For all observations, mean deviations from the median showed an even distribution for all readers and HIPPO™. However, when disaggregated for the different measurements, differences between the readers become apparent. For the CCD, the manual readers and HIPPO™ showed a similar distribution of observations with an even spread around the mean. In contrast, for measurements that included the labeling of the lateral acetabular edge, we observed differences between the individual manual readers, indicating a methodical deviation. For these measurements, the AI-based software showed values in between the manual readers. The software was trained on over 4000 individual radiographs acquired from large international cohorts and automatically detects and localizes anatomically relevant landmarks. Thereby, the AI performs a consensus assessment for three AI models for each radiograph and is not prone to subjective assessments and ratings. Our analyses indicate that individual readers might be susceptible to systematic disagreement that result in either positive or negative deviations from the median. The AI software showed no deviation in any direction greater than a manual reader. The SUCRA plots indicate a non-inferiority for the AI-driven software.

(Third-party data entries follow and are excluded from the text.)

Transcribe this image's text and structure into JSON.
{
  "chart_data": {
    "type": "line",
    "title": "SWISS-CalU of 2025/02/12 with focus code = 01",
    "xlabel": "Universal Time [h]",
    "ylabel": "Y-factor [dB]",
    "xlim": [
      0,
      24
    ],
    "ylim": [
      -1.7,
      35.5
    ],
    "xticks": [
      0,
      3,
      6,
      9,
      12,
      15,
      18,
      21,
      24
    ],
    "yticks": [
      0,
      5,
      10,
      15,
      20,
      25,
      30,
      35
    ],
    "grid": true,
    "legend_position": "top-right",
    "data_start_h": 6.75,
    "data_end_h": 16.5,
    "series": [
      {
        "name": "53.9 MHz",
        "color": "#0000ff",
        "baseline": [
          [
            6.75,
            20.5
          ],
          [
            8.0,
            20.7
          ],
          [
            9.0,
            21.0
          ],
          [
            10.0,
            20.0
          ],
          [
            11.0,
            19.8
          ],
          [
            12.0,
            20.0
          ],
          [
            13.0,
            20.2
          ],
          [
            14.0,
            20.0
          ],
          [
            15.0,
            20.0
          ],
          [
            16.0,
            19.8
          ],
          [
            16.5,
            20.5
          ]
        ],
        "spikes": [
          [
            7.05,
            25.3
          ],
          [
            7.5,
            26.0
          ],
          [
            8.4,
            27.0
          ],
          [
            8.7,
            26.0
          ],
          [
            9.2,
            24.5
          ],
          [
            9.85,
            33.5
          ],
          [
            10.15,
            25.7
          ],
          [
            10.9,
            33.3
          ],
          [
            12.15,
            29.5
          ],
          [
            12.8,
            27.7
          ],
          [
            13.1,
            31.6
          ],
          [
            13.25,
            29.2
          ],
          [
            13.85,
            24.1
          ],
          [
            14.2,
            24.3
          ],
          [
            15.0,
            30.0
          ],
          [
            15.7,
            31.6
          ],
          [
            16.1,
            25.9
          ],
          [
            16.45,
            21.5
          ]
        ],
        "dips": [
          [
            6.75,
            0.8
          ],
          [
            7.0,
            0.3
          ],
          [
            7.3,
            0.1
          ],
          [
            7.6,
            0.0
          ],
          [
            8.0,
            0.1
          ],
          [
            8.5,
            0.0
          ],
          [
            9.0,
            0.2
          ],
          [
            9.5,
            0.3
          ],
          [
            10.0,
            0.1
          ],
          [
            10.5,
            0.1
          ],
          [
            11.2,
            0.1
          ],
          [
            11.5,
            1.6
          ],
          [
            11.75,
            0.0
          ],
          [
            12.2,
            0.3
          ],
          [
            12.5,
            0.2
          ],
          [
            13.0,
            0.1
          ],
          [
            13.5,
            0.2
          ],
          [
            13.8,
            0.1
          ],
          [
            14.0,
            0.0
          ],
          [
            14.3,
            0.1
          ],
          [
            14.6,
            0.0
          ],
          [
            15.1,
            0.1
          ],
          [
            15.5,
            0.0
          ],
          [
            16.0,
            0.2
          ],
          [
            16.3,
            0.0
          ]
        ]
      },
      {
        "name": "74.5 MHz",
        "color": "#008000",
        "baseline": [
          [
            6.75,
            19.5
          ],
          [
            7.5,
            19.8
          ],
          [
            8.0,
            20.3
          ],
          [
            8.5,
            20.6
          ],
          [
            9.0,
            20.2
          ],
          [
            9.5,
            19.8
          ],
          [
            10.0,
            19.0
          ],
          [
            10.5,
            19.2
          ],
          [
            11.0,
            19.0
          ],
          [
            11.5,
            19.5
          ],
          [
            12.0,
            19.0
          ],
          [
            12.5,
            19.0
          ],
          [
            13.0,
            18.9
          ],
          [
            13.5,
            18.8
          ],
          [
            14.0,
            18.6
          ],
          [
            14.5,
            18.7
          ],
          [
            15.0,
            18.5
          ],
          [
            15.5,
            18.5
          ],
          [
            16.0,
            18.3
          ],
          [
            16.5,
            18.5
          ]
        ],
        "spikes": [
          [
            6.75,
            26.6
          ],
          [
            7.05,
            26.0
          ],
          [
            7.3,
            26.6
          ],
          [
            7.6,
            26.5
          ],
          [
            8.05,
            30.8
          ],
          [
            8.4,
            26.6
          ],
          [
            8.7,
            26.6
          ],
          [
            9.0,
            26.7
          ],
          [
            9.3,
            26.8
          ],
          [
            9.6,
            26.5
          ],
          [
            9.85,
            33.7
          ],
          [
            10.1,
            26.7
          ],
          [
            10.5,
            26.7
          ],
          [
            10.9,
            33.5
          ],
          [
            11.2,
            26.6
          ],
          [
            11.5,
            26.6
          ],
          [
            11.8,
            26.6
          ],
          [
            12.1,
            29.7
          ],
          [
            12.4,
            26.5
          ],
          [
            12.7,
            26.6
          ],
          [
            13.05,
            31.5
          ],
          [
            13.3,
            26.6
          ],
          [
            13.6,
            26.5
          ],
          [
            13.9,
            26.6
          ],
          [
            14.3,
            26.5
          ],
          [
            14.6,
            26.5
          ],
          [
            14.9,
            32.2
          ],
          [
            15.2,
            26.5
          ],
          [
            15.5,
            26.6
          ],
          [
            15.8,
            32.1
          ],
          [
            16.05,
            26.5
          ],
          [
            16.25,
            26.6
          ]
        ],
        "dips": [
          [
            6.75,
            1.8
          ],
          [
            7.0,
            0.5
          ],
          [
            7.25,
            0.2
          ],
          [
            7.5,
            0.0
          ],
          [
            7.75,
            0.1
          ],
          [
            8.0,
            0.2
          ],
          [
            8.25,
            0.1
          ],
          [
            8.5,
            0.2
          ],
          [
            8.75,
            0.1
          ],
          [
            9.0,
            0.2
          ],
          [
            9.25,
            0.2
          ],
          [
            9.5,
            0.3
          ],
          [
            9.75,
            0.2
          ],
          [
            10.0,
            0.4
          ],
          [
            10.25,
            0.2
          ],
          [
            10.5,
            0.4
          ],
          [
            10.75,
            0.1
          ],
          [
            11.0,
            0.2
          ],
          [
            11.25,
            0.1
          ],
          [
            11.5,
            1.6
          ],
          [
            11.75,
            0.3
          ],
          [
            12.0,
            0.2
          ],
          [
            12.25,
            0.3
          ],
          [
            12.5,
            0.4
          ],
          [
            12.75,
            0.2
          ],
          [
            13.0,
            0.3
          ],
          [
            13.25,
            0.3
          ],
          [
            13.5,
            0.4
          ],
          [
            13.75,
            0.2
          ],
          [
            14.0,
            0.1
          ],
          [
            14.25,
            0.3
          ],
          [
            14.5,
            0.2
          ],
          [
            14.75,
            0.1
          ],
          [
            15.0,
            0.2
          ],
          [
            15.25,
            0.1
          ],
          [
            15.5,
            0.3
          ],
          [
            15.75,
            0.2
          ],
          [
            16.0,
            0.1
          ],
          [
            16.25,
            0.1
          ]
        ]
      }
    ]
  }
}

In our study, the AI software showed erroneous measurements for two hips. In both cases, the anatomical femur axis could not be localized correctly due to pelvic obliquity and excessive cropping of the proximal femur. Hence, the CCD showed incorrect values, while the measurements based on the femoral head and acetabulum were not affected. In this context, it needs to be emphasized that, in the current state of development, all automated measurements performed by an AI software need to be checked and confirmed by the user.

Currently, properly acquired radiographs are essential for the precise analysis of radiological signs of FAI and dysplasia, as there is a high variability when comparing pelvic-focused views and radiographs acquired in a supine position. In the future, with enough training and validation data, AI-driven software might be able to compensate for poor image quality. Although more advanced imaging techniques, such as MRI or MR-arthrography, are in use for the diagnosis of hip disorders and show higher sensitivities, plain radiography with hip projections remains the basic diagnostic imaging tool [11]. AI applications are capable of processing large numbers of images very quickly and can be used for standardized and reproducible analysis.

Our results demonstrate that the most common radiographic parameters for FAI and hip dysplasia can be determined in a fully automated method with an accuracy comparable to manual readers.

This study has some limitations. First, the parameters that were evaluated in this study do not cover the complete radiological analysis for FAI and hip dysplasia. For instance, the crossover sign to identify acetabular retroversion was not assessed and measurements were performed on AP radiographs. For Cam-type FAI, a Dunn view projection is typically also used for detecting femoral head–neck asphericity with increased sensitivity. The quality assessment for the inclusion of radiographs for this study was performed manually and did not include objective ratings for pelvic obliquity or malrotation, resulting in a potential risk for selection bias. Furthermore, the manual measurements in this study were performed only by orthopedic surgeons, introducing a potential bias in the analyses. Hence, the reliability between different specialties could not be investigated.

5. Conclusions

An AI-driven software can provide fully automated measurements of native, weight-bearing AP radiographs of the pelvis with great accuracy and reproducibility. Using deep learning algorithms can facilitate the identification of radiographic signs of femoroacetabular impingement and hip dysplasia. However, diagnoses need to be confirmed by medical professionals.